Foreword: Minister of Transport

Since the devastating second Christchurch earthquake in February this year, the government has been committing resources to do what is needed to support and rebuild Christchurch. Getting the city back on its feet is one of the most important issues for the government, and for transport, this year and into the future. The exact nature and size of the earthquake’s impact on transport infrastructure, and the reprioritisation of transport funding that will be needed for Christchurch will become clearer over time.

The Christchurch earthquake has served to reinforce the importance of the government’s overall goal to grow the New Zealand economy, and of the need for a resilient and flexible transport system. A new Government Policy Statement (GPS) on Land Transport Funding is due for release this year and sets the agenda for government transport expenditure for the next ten years. The GPS is one of the main tools for ensuring that transport investment is targeted in the right areas to deliver economic growth and productivity.

Existing programmes such as the Roads of National Significance (RoNS) will continue to be strong investment priorities. The government has also committed funding for the nation’s rail freight business through its share of the $4.6 billion KiwiRail Turnaround Plan, and this is another important part of the longer-term approach. But like the other freight transport modes, KiwiRail needs to get to a point where it can pay its own way.

The government is also focused on value for money and lifting the performance of the public sector. This means lifting the performance of the transport system as a whole, through improvements in the operation of the roading network, State highway construction and maintenance, implementing a new public transport operating model, and by simplifying the regulatory framework and reducing unnecessary compliance costs. It is also about ensuring that the transport Crown entities provide value for money through their operations (this applies equally to operations that are funded directly by the government or through third party fees and charges), and that they are striving to deliver better and smarter services.

The third priority for transport is to help reduce New Zealand’s road toll. The road toll has a huge social and economic impact on the country. People lose family, friends, and members of their communities. The cost is estimated at $3.8 billion a year. Such high levels of death and injury do not have to be an inevitable part of our road system in the future, but we need to continue to work hard in this area to make a lasting difference. Implementing the Safer Journeys action plan is the key initiative this year to get us on track to making our roads safer for all New Zealanders.

The Ministry of Transport, as the government’s principal adviser on transport matters, plays a crucial role in helping the government create and implement transport policy necessary to deliver on these priorities.

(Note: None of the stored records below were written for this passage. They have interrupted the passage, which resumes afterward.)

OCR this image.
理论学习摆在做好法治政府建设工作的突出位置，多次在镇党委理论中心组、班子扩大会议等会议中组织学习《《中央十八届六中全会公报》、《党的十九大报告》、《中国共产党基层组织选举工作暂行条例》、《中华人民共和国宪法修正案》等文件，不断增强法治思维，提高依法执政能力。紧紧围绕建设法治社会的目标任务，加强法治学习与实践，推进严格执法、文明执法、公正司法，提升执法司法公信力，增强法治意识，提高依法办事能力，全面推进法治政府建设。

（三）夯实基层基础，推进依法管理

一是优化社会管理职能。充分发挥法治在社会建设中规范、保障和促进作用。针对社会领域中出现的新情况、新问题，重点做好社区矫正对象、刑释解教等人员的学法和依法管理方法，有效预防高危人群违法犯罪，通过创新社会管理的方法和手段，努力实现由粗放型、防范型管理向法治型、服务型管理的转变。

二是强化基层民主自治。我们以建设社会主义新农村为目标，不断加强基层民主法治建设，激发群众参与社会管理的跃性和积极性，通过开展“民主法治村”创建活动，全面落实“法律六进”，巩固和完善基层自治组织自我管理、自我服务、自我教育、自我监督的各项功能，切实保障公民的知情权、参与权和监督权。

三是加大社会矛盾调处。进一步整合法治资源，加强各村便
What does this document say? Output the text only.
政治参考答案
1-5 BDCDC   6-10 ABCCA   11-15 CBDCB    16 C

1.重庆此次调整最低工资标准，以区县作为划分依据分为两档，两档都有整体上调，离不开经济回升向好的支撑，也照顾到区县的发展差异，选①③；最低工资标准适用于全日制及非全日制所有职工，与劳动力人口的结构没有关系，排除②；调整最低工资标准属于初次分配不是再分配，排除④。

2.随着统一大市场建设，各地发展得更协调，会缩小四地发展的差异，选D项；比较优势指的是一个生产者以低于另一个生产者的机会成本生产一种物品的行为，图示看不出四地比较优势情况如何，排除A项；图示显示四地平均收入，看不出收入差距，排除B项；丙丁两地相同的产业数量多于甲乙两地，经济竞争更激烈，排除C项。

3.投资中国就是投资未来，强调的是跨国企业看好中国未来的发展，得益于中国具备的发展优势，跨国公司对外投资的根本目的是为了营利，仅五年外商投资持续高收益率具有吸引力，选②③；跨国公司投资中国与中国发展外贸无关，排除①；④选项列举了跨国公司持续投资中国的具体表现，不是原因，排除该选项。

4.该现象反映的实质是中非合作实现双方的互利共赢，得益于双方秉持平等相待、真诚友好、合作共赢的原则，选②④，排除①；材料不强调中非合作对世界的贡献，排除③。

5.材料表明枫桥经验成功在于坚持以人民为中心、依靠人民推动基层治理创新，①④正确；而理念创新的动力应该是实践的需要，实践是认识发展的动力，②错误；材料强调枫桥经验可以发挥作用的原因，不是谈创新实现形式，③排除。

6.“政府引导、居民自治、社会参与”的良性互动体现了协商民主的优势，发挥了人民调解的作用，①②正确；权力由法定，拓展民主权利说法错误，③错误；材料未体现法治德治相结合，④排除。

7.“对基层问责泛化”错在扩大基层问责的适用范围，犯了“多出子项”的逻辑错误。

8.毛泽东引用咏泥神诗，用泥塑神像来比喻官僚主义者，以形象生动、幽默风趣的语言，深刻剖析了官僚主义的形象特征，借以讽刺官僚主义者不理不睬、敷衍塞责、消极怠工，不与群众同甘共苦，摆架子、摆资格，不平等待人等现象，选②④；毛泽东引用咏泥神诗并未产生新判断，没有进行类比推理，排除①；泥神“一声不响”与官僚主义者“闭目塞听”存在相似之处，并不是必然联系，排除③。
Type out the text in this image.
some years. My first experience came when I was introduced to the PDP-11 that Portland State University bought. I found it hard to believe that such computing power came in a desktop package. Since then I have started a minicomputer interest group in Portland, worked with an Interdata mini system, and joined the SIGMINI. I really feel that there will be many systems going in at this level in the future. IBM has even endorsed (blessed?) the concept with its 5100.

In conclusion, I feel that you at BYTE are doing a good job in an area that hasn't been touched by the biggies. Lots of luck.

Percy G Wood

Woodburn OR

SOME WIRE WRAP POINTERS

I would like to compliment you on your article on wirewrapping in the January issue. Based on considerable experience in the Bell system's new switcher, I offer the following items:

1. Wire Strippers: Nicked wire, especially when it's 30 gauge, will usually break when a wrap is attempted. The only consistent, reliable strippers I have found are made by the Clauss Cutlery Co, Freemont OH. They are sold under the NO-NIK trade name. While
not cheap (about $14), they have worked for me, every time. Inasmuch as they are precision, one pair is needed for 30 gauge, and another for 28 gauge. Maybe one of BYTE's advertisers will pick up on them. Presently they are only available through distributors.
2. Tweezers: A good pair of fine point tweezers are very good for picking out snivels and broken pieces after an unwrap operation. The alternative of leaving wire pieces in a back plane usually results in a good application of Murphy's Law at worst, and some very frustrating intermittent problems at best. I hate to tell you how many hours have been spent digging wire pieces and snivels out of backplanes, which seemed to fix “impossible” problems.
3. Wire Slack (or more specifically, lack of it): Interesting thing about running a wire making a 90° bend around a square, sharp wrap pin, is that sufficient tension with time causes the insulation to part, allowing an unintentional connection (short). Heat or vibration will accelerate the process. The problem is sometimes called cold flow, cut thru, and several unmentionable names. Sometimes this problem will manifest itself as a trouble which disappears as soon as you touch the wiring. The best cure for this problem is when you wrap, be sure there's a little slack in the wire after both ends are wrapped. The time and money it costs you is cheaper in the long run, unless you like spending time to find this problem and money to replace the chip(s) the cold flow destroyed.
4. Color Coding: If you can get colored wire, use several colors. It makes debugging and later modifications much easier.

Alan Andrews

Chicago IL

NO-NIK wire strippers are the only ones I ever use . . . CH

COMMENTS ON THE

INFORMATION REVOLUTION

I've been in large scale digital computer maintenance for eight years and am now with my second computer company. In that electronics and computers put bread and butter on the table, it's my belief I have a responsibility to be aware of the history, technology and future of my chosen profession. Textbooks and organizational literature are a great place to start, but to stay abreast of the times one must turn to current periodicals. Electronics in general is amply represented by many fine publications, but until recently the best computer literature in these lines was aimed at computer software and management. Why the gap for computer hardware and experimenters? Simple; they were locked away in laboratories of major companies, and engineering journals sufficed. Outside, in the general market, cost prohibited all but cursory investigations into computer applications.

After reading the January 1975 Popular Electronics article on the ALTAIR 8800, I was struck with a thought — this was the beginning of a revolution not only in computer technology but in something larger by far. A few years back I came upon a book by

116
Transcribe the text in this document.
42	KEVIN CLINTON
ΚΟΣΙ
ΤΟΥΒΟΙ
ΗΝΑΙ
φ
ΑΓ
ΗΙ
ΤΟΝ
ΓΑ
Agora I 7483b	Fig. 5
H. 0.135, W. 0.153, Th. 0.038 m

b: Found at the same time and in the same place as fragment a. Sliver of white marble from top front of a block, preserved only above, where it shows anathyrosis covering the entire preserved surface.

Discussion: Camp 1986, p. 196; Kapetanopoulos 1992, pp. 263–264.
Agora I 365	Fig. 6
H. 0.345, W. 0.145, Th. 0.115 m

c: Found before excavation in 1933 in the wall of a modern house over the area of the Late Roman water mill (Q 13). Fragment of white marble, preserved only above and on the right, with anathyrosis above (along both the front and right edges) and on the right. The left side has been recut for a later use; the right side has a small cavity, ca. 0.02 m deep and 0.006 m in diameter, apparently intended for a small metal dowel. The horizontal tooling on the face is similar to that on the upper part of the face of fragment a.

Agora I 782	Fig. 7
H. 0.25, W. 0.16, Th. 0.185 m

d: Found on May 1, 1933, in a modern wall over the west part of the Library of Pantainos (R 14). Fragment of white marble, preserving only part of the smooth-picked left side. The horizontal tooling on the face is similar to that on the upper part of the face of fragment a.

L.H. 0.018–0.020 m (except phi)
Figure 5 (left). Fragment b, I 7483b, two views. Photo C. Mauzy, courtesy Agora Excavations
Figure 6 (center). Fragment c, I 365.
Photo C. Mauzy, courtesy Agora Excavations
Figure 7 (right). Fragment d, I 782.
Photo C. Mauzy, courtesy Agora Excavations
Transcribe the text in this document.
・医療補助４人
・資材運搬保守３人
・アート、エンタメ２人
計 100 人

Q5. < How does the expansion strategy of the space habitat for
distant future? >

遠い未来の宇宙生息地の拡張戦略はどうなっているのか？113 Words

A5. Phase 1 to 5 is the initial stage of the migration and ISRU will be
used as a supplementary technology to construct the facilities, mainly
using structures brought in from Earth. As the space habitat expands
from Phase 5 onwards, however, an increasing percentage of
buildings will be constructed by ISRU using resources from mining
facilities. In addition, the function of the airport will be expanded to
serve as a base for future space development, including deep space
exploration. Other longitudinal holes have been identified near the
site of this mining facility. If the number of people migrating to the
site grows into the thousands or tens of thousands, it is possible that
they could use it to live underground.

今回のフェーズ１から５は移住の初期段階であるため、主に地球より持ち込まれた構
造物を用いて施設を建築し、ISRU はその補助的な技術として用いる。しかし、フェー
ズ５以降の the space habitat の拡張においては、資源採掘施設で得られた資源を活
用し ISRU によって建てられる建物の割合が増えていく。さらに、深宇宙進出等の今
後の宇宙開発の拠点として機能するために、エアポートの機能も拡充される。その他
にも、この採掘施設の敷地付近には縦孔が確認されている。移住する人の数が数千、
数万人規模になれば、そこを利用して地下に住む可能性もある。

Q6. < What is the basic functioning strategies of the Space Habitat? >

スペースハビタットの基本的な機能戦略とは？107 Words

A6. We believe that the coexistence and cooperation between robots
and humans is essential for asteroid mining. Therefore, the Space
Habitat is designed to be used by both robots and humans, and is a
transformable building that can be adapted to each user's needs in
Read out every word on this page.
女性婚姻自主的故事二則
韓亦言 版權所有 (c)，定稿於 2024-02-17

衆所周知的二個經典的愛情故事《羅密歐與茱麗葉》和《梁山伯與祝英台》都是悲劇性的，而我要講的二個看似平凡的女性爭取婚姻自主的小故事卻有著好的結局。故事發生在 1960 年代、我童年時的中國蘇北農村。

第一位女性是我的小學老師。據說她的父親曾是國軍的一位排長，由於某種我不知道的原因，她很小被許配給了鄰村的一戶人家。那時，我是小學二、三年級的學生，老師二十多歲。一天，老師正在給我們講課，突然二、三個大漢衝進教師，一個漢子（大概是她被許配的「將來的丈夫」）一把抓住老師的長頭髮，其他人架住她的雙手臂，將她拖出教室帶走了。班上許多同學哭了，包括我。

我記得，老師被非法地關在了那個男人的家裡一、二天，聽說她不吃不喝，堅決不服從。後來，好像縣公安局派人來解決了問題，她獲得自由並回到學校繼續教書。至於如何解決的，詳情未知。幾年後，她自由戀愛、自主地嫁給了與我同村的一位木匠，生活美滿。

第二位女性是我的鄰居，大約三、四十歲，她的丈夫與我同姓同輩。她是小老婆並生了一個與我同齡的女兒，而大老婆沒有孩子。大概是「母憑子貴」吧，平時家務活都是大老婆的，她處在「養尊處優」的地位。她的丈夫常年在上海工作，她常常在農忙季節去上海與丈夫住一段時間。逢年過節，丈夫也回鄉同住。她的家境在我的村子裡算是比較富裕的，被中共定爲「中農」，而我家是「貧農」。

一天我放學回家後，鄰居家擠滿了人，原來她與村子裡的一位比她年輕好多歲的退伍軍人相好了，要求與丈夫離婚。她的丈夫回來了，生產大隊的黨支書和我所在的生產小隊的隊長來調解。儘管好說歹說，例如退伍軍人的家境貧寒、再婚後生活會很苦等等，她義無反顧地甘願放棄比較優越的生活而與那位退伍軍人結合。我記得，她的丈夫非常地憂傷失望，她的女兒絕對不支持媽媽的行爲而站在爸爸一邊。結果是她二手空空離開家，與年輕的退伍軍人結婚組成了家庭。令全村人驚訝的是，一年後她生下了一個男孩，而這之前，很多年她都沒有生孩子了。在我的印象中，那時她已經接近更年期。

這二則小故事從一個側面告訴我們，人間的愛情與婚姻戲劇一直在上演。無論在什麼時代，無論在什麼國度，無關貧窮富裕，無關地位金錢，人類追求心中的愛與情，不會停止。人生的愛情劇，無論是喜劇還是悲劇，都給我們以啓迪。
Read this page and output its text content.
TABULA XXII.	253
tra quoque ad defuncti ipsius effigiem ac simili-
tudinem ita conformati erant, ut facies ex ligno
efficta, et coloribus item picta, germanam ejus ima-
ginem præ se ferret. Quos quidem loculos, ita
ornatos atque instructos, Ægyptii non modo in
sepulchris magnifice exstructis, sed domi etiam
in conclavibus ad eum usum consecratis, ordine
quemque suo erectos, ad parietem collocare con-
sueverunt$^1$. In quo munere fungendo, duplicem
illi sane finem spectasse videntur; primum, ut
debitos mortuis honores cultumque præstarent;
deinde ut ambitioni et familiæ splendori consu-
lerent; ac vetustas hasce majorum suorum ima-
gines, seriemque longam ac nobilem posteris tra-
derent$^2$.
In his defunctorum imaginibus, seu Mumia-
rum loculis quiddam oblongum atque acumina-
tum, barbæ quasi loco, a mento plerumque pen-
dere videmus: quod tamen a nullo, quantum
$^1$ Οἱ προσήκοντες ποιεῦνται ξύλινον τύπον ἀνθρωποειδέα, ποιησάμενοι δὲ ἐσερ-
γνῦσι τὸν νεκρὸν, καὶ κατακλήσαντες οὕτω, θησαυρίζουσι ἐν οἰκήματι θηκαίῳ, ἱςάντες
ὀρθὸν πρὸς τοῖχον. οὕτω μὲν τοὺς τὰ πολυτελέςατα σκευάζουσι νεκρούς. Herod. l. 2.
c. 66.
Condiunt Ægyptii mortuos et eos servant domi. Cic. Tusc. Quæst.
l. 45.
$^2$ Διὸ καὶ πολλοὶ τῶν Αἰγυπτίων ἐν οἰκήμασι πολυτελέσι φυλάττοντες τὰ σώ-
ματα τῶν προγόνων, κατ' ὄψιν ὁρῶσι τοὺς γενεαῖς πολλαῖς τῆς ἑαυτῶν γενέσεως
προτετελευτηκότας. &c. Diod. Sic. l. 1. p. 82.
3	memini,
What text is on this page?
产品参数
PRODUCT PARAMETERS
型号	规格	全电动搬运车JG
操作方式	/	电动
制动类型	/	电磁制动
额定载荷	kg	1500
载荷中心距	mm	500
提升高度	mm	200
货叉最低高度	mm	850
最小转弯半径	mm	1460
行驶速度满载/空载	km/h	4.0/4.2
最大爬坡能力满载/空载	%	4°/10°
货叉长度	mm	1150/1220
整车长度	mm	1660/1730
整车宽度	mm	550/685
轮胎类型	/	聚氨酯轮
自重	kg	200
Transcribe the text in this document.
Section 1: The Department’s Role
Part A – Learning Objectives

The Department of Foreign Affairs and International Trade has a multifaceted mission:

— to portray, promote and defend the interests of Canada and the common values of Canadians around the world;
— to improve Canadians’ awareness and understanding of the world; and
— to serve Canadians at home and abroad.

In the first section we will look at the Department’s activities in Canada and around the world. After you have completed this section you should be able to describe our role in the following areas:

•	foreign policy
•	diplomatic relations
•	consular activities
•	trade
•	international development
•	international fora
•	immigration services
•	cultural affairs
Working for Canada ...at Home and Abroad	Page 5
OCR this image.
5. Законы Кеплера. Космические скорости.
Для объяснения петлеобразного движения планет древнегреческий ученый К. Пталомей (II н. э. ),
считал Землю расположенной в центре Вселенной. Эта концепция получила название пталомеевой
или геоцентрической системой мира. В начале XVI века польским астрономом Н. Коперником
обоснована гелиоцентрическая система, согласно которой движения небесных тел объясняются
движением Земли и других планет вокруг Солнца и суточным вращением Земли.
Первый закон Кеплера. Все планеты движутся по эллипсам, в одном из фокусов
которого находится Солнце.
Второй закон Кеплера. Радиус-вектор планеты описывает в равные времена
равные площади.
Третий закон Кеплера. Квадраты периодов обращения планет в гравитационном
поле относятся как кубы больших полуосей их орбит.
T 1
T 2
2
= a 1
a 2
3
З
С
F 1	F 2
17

Considerable progress has been made in lifting transport’s contribution to economic growth and productivity, but given the Christchurch earthquake-related tasks ahead, making the right policy decisions around transport infrastructure will be more important than ever.

This Statement of Intent sets out what the Ministry will be doing to support the government and how it plans to go about it. I am satisfied the Statement of Intent reflects my expectations of the Ministry.

Ministerial Statement of Responsibility

I am satisfied that the information on future operating intentions provided by my department in this Statement of Intent and the Information Supporting the Estimates is in accordance with sections 38, 40 and 41 of the Public Finance Act 1989 and is consistent with the policies and performance expectations of the government.